Dante and Wine in the Middle Ages
If we talk about wine in the Middle Ageswe cannot abstain from the father of the Italian language the great poet Dante Alighierihe grants us this definition on the nectar of the God Bacchus:
wine is born from the optimal fusion of the warmth of the sun and the earthy humours of the vine.
As a classical man of the Middle Ages Dante he does not want to dwell on wine, he uses this definition as a metaphor in order to arrive at an elaboration of a religious concept, he begins to speak by saying that when God injects the intellectual soul into the foetus, which distinguishes man from all living beings.
With this gesture, the soul composed of its intellect takes back into itself the two natural souls, expressed since fertilisation, the vegetative one, similar to plants, and the sensory one, specific to animals.
The wine the blood of Christ
The different meanings they give of mankind are always traced back to wine.

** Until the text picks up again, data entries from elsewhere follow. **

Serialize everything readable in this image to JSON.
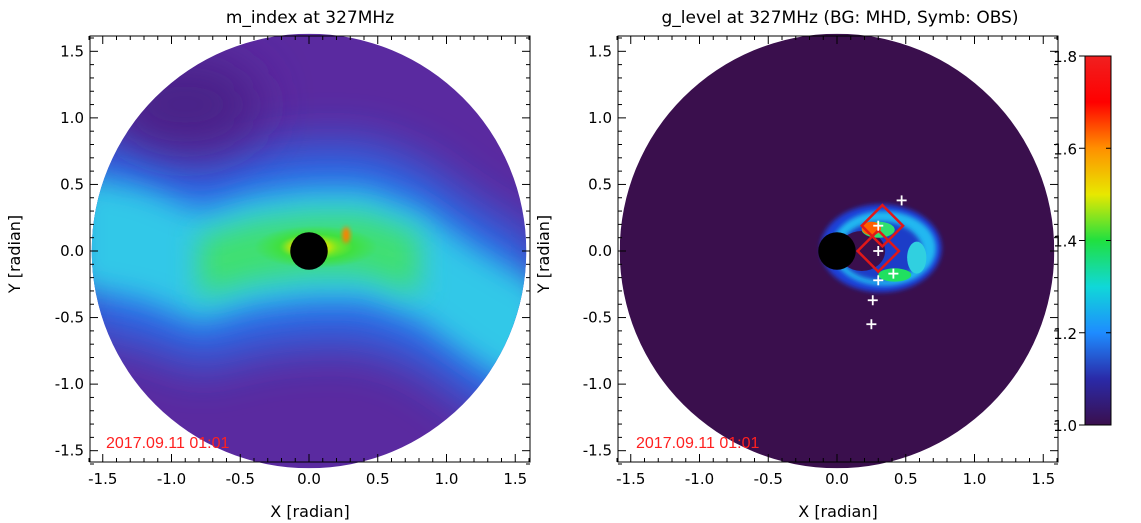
{
  "colors": {
    "timestamp": "#ff2020",
    "background_level": "#3a0f4d",
    "sun_disk": "#000000",
    "observation_symbols": "#ffffff",
    "source_boxes": "#e01818"
  },
  "chart_data": [
    {
      "type": "heatmap",
      "title": "m_index at 327MHz",
      "xlabel": "X [radian]",
      "ylabel": "Y [radian]",
      "xlim": [
        -1.6,
        1.6
      ],
      "ylim": [
        -1.6,
        1.6
      ],
      "xticks": [
        "-1.5",
        "-1.0",
        "-0.5",
        "0.0",
        "0.5",
        "1.0",
        "1.5"
      ],
      "yticks": [
        "-1.5",
        "-1.0",
        "-0.5",
        "0.0",
        "0.5",
        "1.0",
        "1.5"
      ],
      "field_radius": 1.58,
      "occulter_radius": 0.1,
      "timestamp": "2017.09.11 01:01",
      "map_description": "Dense green-yellow band along the equatorial streamer, tilted S-shape, fading to blue and purple at high latitudes"
    },
    {
      "type": "heatmap",
      "title": "g_level at 327MHz (BG: MHD, Symb: OBS)",
      "xlabel": "X [radian]",
      "ylabel": "Y [radian]",
      "xlim": [
        -1.6,
        1.6
      ],
      "ylim": [
        -1.6,
        1.6
      ],
      "xticks": [
        "-1.5",
        "-1.0",
        "-0.5",
        "0.0",
        "0.5",
        "1.0",
        "1.5"
      ],
      "yticks": [
        "-1.5",
        "-1.0",
        "-0.5",
        "0.0",
        "0.5",
        "1.0",
        "1.5"
      ],
      "field_radius": 1.58,
      "occulter_radius": 0.1,
      "timestamp": "2017.09.11 01:01",
      "background_level": 1.0,
      "obs_points": [
        {
          "x": 0.47,
          "y": 0.38
        },
        {
          "x": 0.3,
          "y": 0.19
        },
        {
          "x": 0.3,
          "y": 0.0
        },
        {
          "x": 0.41,
          "y": -0.17
        },
        {
          "x": 0.3,
          "y": -0.22
        },
        {
          "x": 0.26,
          "y": -0.37
        },
        {
          "x": 0.25,
          "y": -0.55
        }
      ],
      "source_boxes": [
        {
          "x": 0.33,
          "y": 0.19,
          "half_size": 0.15
        },
        {
          "x": 0.3,
          "y": 0.0,
          "half_size": 0.15
        }
      ]
    }
  ],
  "colorbar": {
    "min": 1.0,
    "max": 1.8,
    "ticks": [
      "1.0",
      "1.2",
      "1.4",
      "1.6",
      "1.8"
    ],
    "tick_values": [
      1.0,
      1.2,
      1.4,
      1.6,
      1.8
    ],
    "stops": [
      "#3a0f4d",
      "#2a2aa8",
      "#1e8cff",
      "#10d8d8",
      "#20e040",
      "#e8e800",
      "#ff9000",
      "#ff0000",
      "#f02020"
    ]
  }
}
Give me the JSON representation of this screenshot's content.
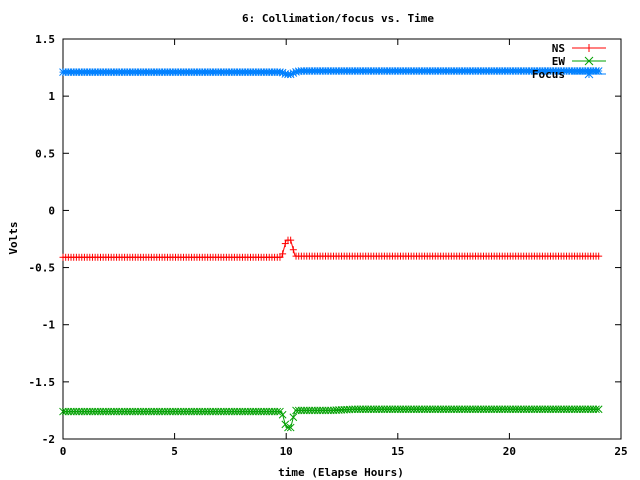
{
  "chart_data": {
    "type": "line",
    "title": "6: Collimation/focus vs. Time",
    "xlabel": "time (Elapse Hours)",
    "ylabel": "Volts",
    "xlim": [
      0,
      25
    ],
    "ylim": [
      -2,
      1.5
    ],
    "xticks": [
      0,
      5,
      10,
      15,
      20,
      25
    ],
    "xtick_labels": [
      "0",
      "5",
      "10",
      "15",
      "20",
      "25"
    ],
    "yticks": [
      -2,
      -1.5,
      -1,
      -0.5,
      0,
      0.5,
      1,
      1.5
    ],
    "ytick_labels": [
      "-2",
      "-1.5",
      "-1",
      "-0.5",
      "0",
      "0.5",
      "1",
      "1.5"
    ],
    "grid": false,
    "legend_position": "top-right",
    "series": [
      {
        "name": "NS",
        "color": "#ff0000",
        "marker": "plus",
        "x": [
          0,
          1,
          2,
          3,
          4,
          5,
          6,
          7,
          8,
          9,
          9.8,
          10.0,
          10.2,
          10.4,
          10.6,
          11,
          12,
          13,
          14,
          15,
          16,
          17,
          18,
          19,
          20,
          21,
          22,
          23,
          24
        ],
        "y": [
          -0.41,
          -0.41,
          -0.41,
          -0.41,
          -0.41,
          -0.41,
          -0.41,
          -0.41,
          -0.41,
          -0.41,
          -0.41,
          -0.26,
          -0.26,
          -0.4,
          -0.4,
          -0.4,
          -0.4,
          -0.4,
          -0.4,
          -0.4,
          -0.4,
          -0.4,
          -0.4,
          -0.4,
          -0.4,
          -0.4,
          -0.4,
          -0.4,
          -0.4
        ]
      },
      {
        "name": "EW",
        "color": "#00a000",
        "marker": "x",
        "x": [
          0,
          1,
          2,
          3,
          4,
          5,
          6,
          7,
          8,
          9,
          9.8,
          10.0,
          10.2,
          10.4,
          10.6,
          11,
          12,
          13,
          14,
          15,
          16,
          17,
          18,
          19,
          20,
          21,
          22,
          23,
          24
        ],
        "y": [
          -1.76,
          -1.76,
          -1.76,
          -1.76,
          -1.76,
          -1.76,
          -1.76,
          -1.76,
          -1.76,
          -1.76,
          -1.76,
          -1.9,
          -1.9,
          -1.75,
          -1.75,
          -1.75,
          -1.75,
          -1.74,
          -1.74,
          -1.74,
          -1.74,
          -1.74,
          -1.74,
          -1.74,
          -1.74,
          -1.74,
          -1.74,
          -1.74,
          -1.74
        ]
      },
      {
        "name": "Focus",
        "color": "#0080ff",
        "marker": "star",
        "x": [
          0,
          1,
          2,
          3,
          4,
          5,
          6,
          7,
          8,
          9,
          9.8,
          10.0,
          10.2,
          10.4,
          10.6,
          11,
          12,
          13,
          14,
          15,
          16,
          17,
          18,
          19,
          20,
          21,
          22,
          23,
          24
        ],
        "y": [
          1.21,
          1.21,
          1.21,
          1.21,
          1.21,
          1.21,
          1.21,
          1.21,
          1.21,
          1.21,
          1.21,
          1.19,
          1.19,
          1.21,
          1.22,
          1.22,
          1.22,
          1.22,
          1.22,
          1.22,
          1.22,
          1.22,
          1.22,
          1.22,
          1.22,
          1.22,
          1.22,
          1.22,
          1.22
        ]
      }
    ]
  }
}
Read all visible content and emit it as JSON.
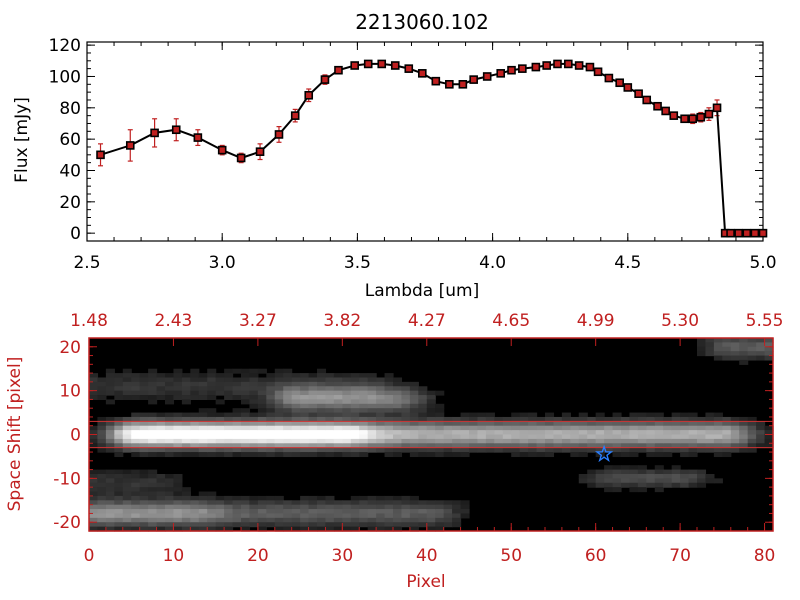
{
  "colors": {
    "axis_black": "#000000",
    "axis_red": "#c02020",
    "series_line": "#000000",
    "series_marker": "#c02020",
    "error_bar": "#c02020",
    "aperture_line": "#d03030",
    "source_star": "#2a7fff",
    "image_background": "#000000"
  },
  "chart_data": [
    {
      "type": "line",
      "title": "2213060.102",
      "xlabel": "Lambda [um]",
      "ylabel": "Flux [mJy]",
      "xlim": [
        2.5,
        5.0
      ],
      "ylim": [
        -5,
        122
      ],
      "x_ticks": [
        "2.5",
        "3.0",
        "3.5",
        "4.0",
        "4.5",
        "5.0"
      ],
      "y_ticks": [
        "0",
        "20",
        "40",
        "60",
        "80",
        "100",
        "120"
      ],
      "grid": false,
      "series": [
        {
          "x": [
            2.55,
            2.66,
            2.75,
            2.83,
            2.91,
            3.0,
            3.07,
            3.14,
            3.21,
            3.27,
            3.32,
            3.38,
            3.43,
            3.49,
            3.54,
            3.59,
            3.64,
            3.69,
            3.74,
            3.79,
            3.84,
            3.89,
            3.93,
            3.98,
            4.03,
            4.07,
            4.11,
            4.16,
            4.2,
            4.24,
            4.28,
            4.32,
            4.36,
            4.39,
            4.43,
            4.47,
            4.5,
            4.54,
            4.57,
            4.61,
            4.64,
            4.67,
            4.71,
            4.74,
            4.77,
            4.8,
            4.83,
            4.86,
            4.88,
            4.91,
            4.94,
            4.97,
            5.0
          ],
          "y": [
            50,
            56,
            64,
            66,
            61,
            53,
            48,
            52,
            63,
            75,
            88,
            98,
            104,
            107,
            108,
            108,
            107,
            105,
            102,
            97,
            95,
            95,
            98,
            100,
            102,
            104,
            105,
            106,
            107,
            108,
            108,
            107,
            106,
            103,
            99,
            96,
            93,
            89,
            85,
            81,
            78,
            75,
            73,
            73,
            74,
            76,
            80,
            0,
            0,
            0,
            0,
            0,
            0
          ],
          "y_err": [
            7,
            10,
            9,
            7,
            5,
            3,
            3,
            5,
            5,
            4,
            4,
            3,
            2,
            2,
            2,
            2,
            2,
            2,
            2,
            2,
            2,
            2,
            2,
            2,
            2,
            2,
            2,
            2,
            2,
            2,
            2,
            2,
            2,
            2,
            2,
            2,
            2,
            2,
            2,
            2,
            2,
            2,
            2,
            3,
            3,
            4,
            5,
            1,
            1,
            1,
            1,
            1,
            1
          ]
        }
      ]
    },
    {
      "type": "heatmap",
      "xlabel": "Pixel",
      "ylabel": "Space Shift [pixel]",
      "xlim": [
        0,
        81
      ],
      "ylim": [
        -22,
        22
      ],
      "x_ticks": [
        "0",
        "10",
        "20",
        "30",
        "40",
        "50",
        "60",
        "70",
        "80"
      ],
      "y_ticks": [
        "-20",
        "-10",
        "0",
        "10",
        "20"
      ],
      "top_axis_ticks": [
        "1.48",
        "2.43",
        "3.27",
        "3.82",
        "4.27",
        "4.65",
        "4.99",
        "5.30",
        "5.55"
      ],
      "aperture_lines_y": [
        3,
        -3
      ],
      "source_marker": {
        "x": 61,
        "y": -4.5
      },
      "blobs": [
        {
          "x0": 5,
          "x1": 75,
          "yc": 0,
          "sy": 2.2,
          "amp": 0.6
        },
        {
          "x0": 7,
          "x1": 30,
          "yc": 0,
          "sy": 2.0,
          "amp": 0.4
        },
        {
          "x0": 25,
          "x1": 36,
          "yc": 8,
          "sy": 2.0,
          "amp": 0.42
        },
        {
          "x0": 0,
          "x1": 40,
          "yc": -18,
          "sy": 2.2,
          "amp": 0.3
        },
        {
          "x0": 0,
          "x1": 12,
          "yc": -18,
          "sy": 2.0,
          "amp": 0.2
        },
        {
          "x0": 0,
          "x1": 32,
          "yc": 11,
          "sy": 2.5,
          "amp": 0.16
        },
        {
          "x0": 62,
          "x1": 70,
          "yc": -10,
          "sy": 1.5,
          "amp": 0.25
        },
        {
          "x0": 76,
          "x1": 81,
          "yc": 20,
          "sy": 2.0,
          "amp": 0.3
        },
        {
          "x0": 0,
          "x1": 8,
          "yc": -11,
          "sy": 2.0,
          "amp": 0.15
        }
      ]
    }
  ]
}
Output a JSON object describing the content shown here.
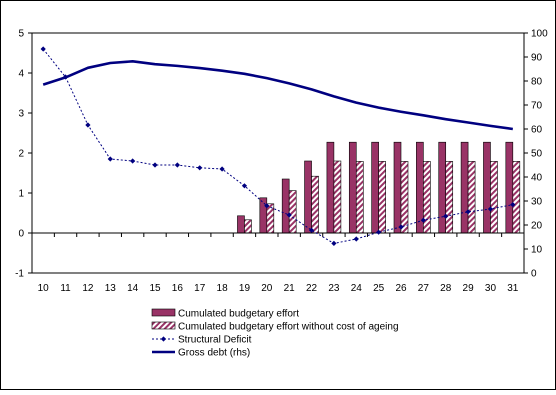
{
  "chart_data": {
    "type": "bar",
    "categories": [
      "10",
      "11",
      "12",
      "13",
      "14",
      "15",
      "16",
      "17",
      "18",
      "19",
      "20",
      "21",
      "22",
      "23",
      "24",
      "25",
      "26",
      "27",
      "28",
      "29",
      "30",
      "31"
    ],
    "ylim": [
      -1,
      5
    ],
    "y_ticks": [
      "-1",
      "0",
      "1",
      "2",
      "3",
      "4",
      "5"
    ],
    "y2lim": [
      0,
      100
    ],
    "y2_ticks": [
      "0",
      "10",
      "20",
      "30",
      "40",
      "50",
      "60",
      "70",
      "80",
      "90",
      "100"
    ],
    "grid": false,
    "legend_position": "bottom",
    "series": [
      {
        "name": "Cumulated budgetary effort",
        "type": "bar",
        "axis": "left",
        "color": "#993366",
        "values": [
          null,
          null,
          null,
          null,
          null,
          null,
          null,
          null,
          null,
          0.43,
          0.88,
          1.35,
          1.8,
          2.27,
          2.27,
          2.27,
          2.27,
          2.27,
          2.27,
          2.27,
          2.27,
          2.27
        ]
      },
      {
        "name": "Cumulated budgetary effort without cost of ageing",
        "type": "bar",
        "axis": "left",
        "color": "#993366",
        "pattern": "hatched",
        "values": [
          null,
          null,
          null,
          null,
          null,
          null,
          null,
          null,
          null,
          0.33,
          0.73,
          1.06,
          1.42,
          1.8,
          1.79,
          1.79,
          1.79,
          1.79,
          1.79,
          1.79,
          1.79,
          1.79
        ]
      },
      {
        "name": "Structural Deficit",
        "type": "line",
        "axis": "left",
        "color": "#000080",
        "style": "dashed-with-diamonds",
        "values": [
          4.6,
          3.9,
          2.7,
          1.85,
          1.8,
          1.7,
          1.7,
          1.63,
          1.6,
          1.18,
          0.68,
          0.45,
          0.07,
          -0.26,
          -0.15,
          0.02,
          0.15,
          0.32,
          0.42,
          0.53,
          0.6,
          0.71
        ]
      },
      {
        "name": "Gross debt (rhs)",
        "type": "line",
        "axis": "right",
        "color": "#000080",
        "values": [
          78.5,
          81.5,
          85.5,
          87.5,
          88.2,
          87,
          86.3,
          85.4,
          84.3,
          83,
          81.2,
          79,
          76.5,
          73.6,
          71,
          68.9,
          67.2,
          65.7,
          64.1,
          62.7,
          61.3,
          60
        ]
      }
    ]
  }
}
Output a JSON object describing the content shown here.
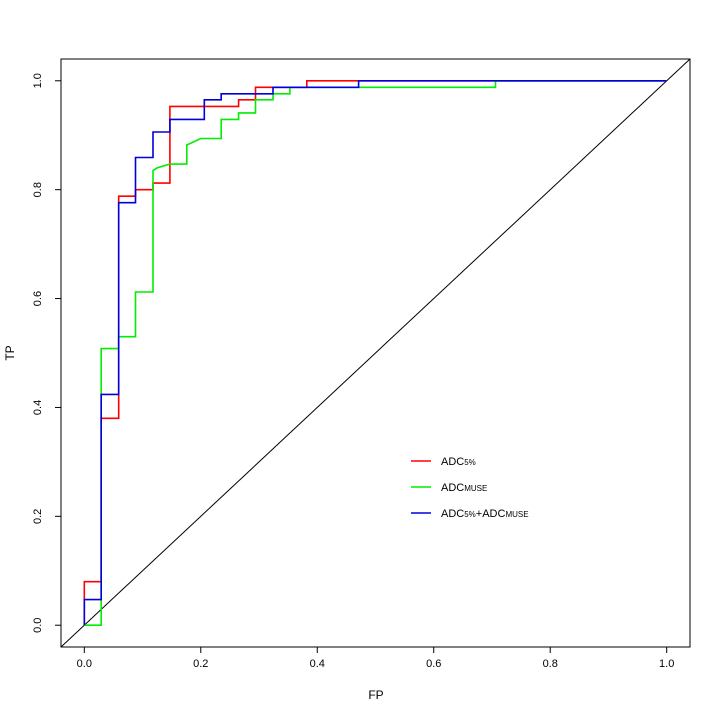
{
  "chart_data": {
    "type": "line",
    "xlabel": "FP",
    "ylabel": "TP",
    "xlim": [
      -0.04,
      1.04
    ],
    "ylim": [
      -0.04,
      1.04
    ],
    "x_ticks": [
      0.0,
      0.2,
      0.4,
      0.6,
      0.8,
      1.0
    ],
    "x_tick_labels": [
      "0.0",
      "0.2",
      "0.4",
      "0.6",
      "0.8",
      "1.0"
    ],
    "y_ticks": [
      0.0,
      0.2,
      0.4,
      0.6,
      0.8,
      1.0
    ],
    "y_tick_labels": [
      "0.0",
      "0.2",
      "0.4",
      "0.6",
      "0.8",
      "1.0"
    ],
    "legend_position": "lower-right",
    "diagonal": {
      "name": "reference",
      "color": "#000000",
      "x": [
        0,
        1
      ],
      "y": [
        0,
        1
      ]
    },
    "series": [
      {
        "name": "ADC5%",
        "legend_main": "ADC",
        "legend_sub": "5%",
        "color": "#ff0000",
        "x": [
          0,
          0,
          0.029,
          0.029,
          0.059,
          0.059,
          0.088,
          0.088,
          0.118,
          0.118,
          0.147,
          0.147,
          0.265,
          0.265,
          0.294,
          0.294,
          0.382,
          0.382,
          1.0
        ],
        "y": [
          0,
          0.08,
          0.08,
          0.38,
          0.38,
          0.788,
          0.788,
          0.8,
          0.8,
          0.812,
          0.812,
          0.953,
          0.953,
          0.965,
          0.965,
          0.988,
          0.988,
          1.0,
          1.0
        ]
      },
      {
        "name": "ADCMUSE",
        "legend_main": "ADC",
        "legend_sub": "MUSE",
        "color": "#00ee00",
        "x": [
          0,
          0.029,
          0.029,
          0.059,
          0.059,
          0.088,
          0.088,
          0.118,
          0.118,
          0.125,
          0.147,
          0.176,
          0.176,
          0.2,
          0.235,
          0.235,
          0.265,
          0.265,
          0.294,
          0.294,
          0.324,
          0.324,
          0.353,
          0.353,
          0.706,
          0.706,
          1.0
        ],
        "y": [
          0,
          0,
          0.508,
          0.508,
          0.53,
          0.53,
          0.612,
          0.612,
          0.835,
          0.84,
          0.847,
          0.847,
          0.882,
          0.894,
          0.894,
          0.929,
          0.929,
          0.941,
          0.941,
          0.965,
          0.965,
          0.976,
          0.976,
          0.988,
          0.988,
          1.0,
          1.0
        ]
      },
      {
        "name": "ADC5%+ADCMUSE",
        "legend_main_1": "ADC",
        "legend_sub_1": "5%",
        "legend_main_2": "+ADC",
        "legend_sub_2": "MUSE",
        "color": "#0000dd",
        "x": [
          0,
          0,
          0.029,
          0.029,
          0.059,
          0.059,
          0.088,
          0.088,
          0.118,
          0.118,
          0.147,
          0.147,
          0.206,
          0.206,
          0.235,
          0.235,
          0.324,
          0.324,
          0.471,
          0.471,
          1.0
        ],
        "y": [
          0,
          0.047,
          0.047,
          0.424,
          0.424,
          0.776,
          0.776,
          0.859,
          0.859,
          0.906,
          0.906,
          0.929,
          0.929,
          0.965,
          0.965,
          0.976,
          0.976,
          0.988,
          0.988,
          1.0,
          1.0
        ]
      }
    ]
  }
}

All this thinking fundamentally reflects the conception of medieval man, for whom the wine represents a drink to be exchanged commercially, but also expresses the blood of Christ, religious expression par excellence, full of meaning .
Wine and the Devil
Wine for the thinking of the time expresses an abuse or decadent vice, for these theological reasons the Church hates wine and denigrates it morally and religiously, seeing in him a devious expression of the devil, even though wine is used by religious during the celebration of the sacred Mass.
Wine and the Church in the Middle Ages
This report of love and hatred that the Church has for wine indirectly causes a good production of this blasphemous drink, in fact in Italy in the late Middle Ages, that of the Communes a great deal of wine was produced.
How was wine made in the Middle Ages?
Italy became the centre of trade for all wines and throughout the Mediterranean and to Continental Europe (wine-making evolved from antiquity to the Middle Ages using wooden barrels instead of amphorae, as some people know; terracotta amphorae made impermeable by wax, resins, plaster and pitch were used, while in the Middle Ages the use of wood, considered more suitable for preservation, was imposed), although with the advent of the Middle Ages, some of the productive wine-making techniques that had been implemented in Roman times were lost, and so we see a retreat from wine production.
Questa differenza di tecniche di produzione si evince in epoca Medievale, mentre nel periodo del tardo impero romano si erano various types of wines from the affordable to the very refinedi.e. still and sparkling wines up to a territorial wine, obviously one went in Roman times from wine that could be aged to wine that could be consumed immediately.
What did they drink in the Middle Ages?
In the Middle Ages, there was a return to primordial wine production and simple to those that managed to keep beyond six months, centuries would have to pass before men rediscovered or reintroduced wine preservation techniques.
Medieval wines lasted a few months and had to be drunk within three months if they did not lose their taste, in fact a Florentine notary Lapo Mazei (1350-1412) wrote on the subject that:
the wine took on an undrinkable smell and taste.
Even the grape harvest had to be done for everyone at the same time, to prevent anyone from profiting by speculating, because the first wine in the Middle Ages was the best, later, as in Etruscan and Greek times, spices, flavourings, sugar etc. were added.
The end of medieval wine
The end of mediaeval wine is realised when men manage to avoid oxidation, however mediaeval wine was watered down and used mainly by aristocrats the most refined, it can be said that the Medieval wine disappears in the 17th century when conservation techniques improved dramatically.
How much wine was drunk per day in the Middle Ages?
In the Middle Ages, each man consumed two litres of wine, even though it was usually a low-alcohol wine, today a man consumes an average of 20 litres a year, in medieval times people were more under the influence of alcohol, because the water in rivers and wells was often polluted, causing enormous mortality, so they consumed the so-called vinello in a derogatory sense for safety and because it was believed that the wine in the casks had a curative and preventive function for diseases, particularly cardiovascular.